As Marriott International continues its commissions negotiations with Expedia and plans to start similar talks with Booking, the hotel industry holds its collective breath to see what lasting effects a finalized deal might produce.
LONDON—This could be the year in which the newly enlarged mega-hotel companies push back against online travel agencies to secure lower commissions and greater margins, according to sources.
Sources at OTAs suggest current commission structures are fair for what they bring to hotel firms’ top lines and that hotel companies would be better off working more closely with them to identify operational efficiencies and improve content.
One of the stated reasons Marriott International bought Starwood Hotels & Resorts Worldwide, a deal completed in September 2016, was to have more negotiating strength from volume against OTAs.

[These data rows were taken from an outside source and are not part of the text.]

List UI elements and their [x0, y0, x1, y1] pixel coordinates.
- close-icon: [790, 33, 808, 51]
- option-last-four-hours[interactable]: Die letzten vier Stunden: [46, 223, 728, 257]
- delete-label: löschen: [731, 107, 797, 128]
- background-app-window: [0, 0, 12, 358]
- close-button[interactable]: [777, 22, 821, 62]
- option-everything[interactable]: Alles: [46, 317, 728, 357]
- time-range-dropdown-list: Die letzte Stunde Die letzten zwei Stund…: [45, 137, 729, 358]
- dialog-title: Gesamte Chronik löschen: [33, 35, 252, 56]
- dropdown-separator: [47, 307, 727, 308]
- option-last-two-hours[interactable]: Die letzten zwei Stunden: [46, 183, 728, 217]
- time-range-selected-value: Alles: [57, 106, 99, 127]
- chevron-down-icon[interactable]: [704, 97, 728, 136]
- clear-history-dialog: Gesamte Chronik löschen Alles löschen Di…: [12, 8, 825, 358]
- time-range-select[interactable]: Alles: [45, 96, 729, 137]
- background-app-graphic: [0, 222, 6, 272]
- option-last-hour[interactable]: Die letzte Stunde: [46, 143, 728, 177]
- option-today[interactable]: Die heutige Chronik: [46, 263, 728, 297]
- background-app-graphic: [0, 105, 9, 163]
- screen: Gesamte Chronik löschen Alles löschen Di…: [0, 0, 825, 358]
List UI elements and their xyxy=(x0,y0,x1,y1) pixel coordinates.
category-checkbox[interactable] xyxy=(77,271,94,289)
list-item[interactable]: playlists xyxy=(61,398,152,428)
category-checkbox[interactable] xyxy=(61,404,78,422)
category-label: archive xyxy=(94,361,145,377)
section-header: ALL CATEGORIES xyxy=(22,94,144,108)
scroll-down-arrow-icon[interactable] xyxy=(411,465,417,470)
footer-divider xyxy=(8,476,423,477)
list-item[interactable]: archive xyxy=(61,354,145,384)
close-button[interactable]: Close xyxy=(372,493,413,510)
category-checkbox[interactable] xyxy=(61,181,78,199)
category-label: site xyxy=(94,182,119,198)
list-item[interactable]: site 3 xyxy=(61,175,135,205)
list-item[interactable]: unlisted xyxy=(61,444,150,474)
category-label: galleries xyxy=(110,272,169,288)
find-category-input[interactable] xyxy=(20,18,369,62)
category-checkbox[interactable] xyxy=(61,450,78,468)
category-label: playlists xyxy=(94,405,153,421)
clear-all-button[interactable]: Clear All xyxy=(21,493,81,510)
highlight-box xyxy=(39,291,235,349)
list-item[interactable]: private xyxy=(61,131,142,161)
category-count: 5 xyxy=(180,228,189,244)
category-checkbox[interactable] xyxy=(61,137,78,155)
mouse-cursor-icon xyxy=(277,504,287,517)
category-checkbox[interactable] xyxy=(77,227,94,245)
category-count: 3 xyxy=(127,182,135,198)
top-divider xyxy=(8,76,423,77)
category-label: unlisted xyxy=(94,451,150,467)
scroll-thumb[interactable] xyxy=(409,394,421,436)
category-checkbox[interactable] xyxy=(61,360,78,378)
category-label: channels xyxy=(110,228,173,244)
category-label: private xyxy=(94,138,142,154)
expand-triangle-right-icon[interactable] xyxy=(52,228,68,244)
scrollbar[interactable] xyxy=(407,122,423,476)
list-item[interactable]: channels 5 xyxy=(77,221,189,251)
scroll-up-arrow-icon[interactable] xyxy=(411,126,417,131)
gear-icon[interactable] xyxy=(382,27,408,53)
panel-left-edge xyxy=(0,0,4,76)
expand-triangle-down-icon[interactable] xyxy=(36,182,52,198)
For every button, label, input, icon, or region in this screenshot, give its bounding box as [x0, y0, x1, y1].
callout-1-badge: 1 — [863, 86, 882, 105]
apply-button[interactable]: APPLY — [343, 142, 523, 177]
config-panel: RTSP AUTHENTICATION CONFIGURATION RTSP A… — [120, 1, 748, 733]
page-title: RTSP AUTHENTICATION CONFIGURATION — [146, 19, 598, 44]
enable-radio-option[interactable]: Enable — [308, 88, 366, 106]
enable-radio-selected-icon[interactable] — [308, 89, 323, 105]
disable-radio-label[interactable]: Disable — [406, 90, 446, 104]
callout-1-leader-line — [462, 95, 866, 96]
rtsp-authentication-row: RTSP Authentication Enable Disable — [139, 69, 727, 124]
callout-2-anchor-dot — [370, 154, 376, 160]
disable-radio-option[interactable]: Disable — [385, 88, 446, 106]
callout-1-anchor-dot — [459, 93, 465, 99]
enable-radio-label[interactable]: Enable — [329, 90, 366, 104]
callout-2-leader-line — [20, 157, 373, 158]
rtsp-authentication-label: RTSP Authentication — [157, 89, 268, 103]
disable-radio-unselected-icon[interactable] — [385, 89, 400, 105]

Negotiations between Expedia and Marriott supposedly are taking place at the moment, while Marriott’s deal with Booking Holdings is due to be discussed later this year.
As Marriott is the world’s largest hotel company by hotel count and market capitalization, any reduced commissions the company negotiates for itself are likely to have a ripple effect for the industry.
Speaking last week at a conference hosted by The Tourism Society and held at its own London offices, Expedia’s VP of Platform Services Christopher Michau said the OTA has been very open over the last couple of years in how it has reset its margins with the industry.
“We are happy. And we do not see the need to drop levels (of commissions),” he said. “We do not see Marriott as a competitor. We bring something else (to the table). We must help efficiencies across the hotel industry and not send profits to Google and Facebook.”
Ralph Merten, EVP at Düsseldorf-based business and technology advisory H2c GmbH, said the OTAs currently have the advantage of entering into any negotiation with the strongest hand.
“In general, we believe that OTAs set margins that are not negotiable, or only to an extremely small extent. Other issues like cancellation policies are probably negotiable in some cases and to some extent,” Merten told Hotel News Now.
Some hoteliers still regard the mega-OTAs as having two distinct sides but admit there have been major changes lately in how they behave.
“Yes, they are partners in distribution in one part, but on the second part, commissions are too high,” said Jan Lundberg, VP of revenue management and distribution at Scandic Hotels.
“(Scandic) has a fairly OK contract with Expedia, and Expedia has changed. … Now, yes, they are more of a partner,” he said.
Michau said now one-third of all hotel bookings are done on mobile, and in some markets, that percentage is larger, dramatically so in some cases.
“Twenty-four hours per week, and of non-sleeping time, is spent on mobile. Ten percent of households in the United Kingdom own a smart speaker, and that is expected to rise to 50% by 2022,” he said.
Michau said he sees this all as an opportunity for Expedia.
The OTAs continue to outspend hotel companies on technology and marketing.
“People always love to shop and compare, so for us all of this allows us to better provide a total experience for consumers. We will bring it all to our platform,” Michau said.
Michau said OTAs over time would look at the entire landscape, not just distribution, to help hotels save via efficiencies.
“Our relationships with the hotel companies keep evolving, which is good,” he added.
That involvement with hotels will center on working with content providers to help them better convey their messages online, Michau said.
Jonathan Raggett, managing director of Red Carnation Hotels, who was also at the Expedia conference, said his 17-hotel portfolio looks to invest more on voice technology as a distribution tool.
The idea is that innovations in voice technology, and in the behaviour of consumers and how they use such technology, might result in searches that bypass brand names, sources said.
Such endeavors are not inexpensive, though, which supports the necessity of a platform of volume and consolidation.
Divided we fall
Another recent trend is that OTAs have initiated forums with hotel owners, according to H2c’s Merten.
Some see this as a classic divide-and-conquer initiative, given that OTAs know full well owners realize a sizable percentage of bookings come from OTAs and that owners know they pay for distribution however it comes to their top line.
H2c’s Merten said he thinks such forums will be assigned to franchise operators as opposed to independent owners.
“Franchise operators may be ‘advised’ that their overall franchise fees are too high in the area of distribution, and they could probably do better by cancelling their franchise agreement and switching to independent operations while using OTAs on their own without the franchise system which incurs an OTA transaction fee,” he said.
“This may be a bit (of an) extreme view (and) speculative, but there are some case studies out there that more or less suggest this,” he added.
“There are some, very few, chains that put all eggs in one basket, using a single OTA, (who) threaten to not use Expedia, for example. … So in this real case, there is some room for negotiations with second-tier OTAs.”
Marriott responded to a request for comment but said it did not have an update on talks with Expedia or any other OTA.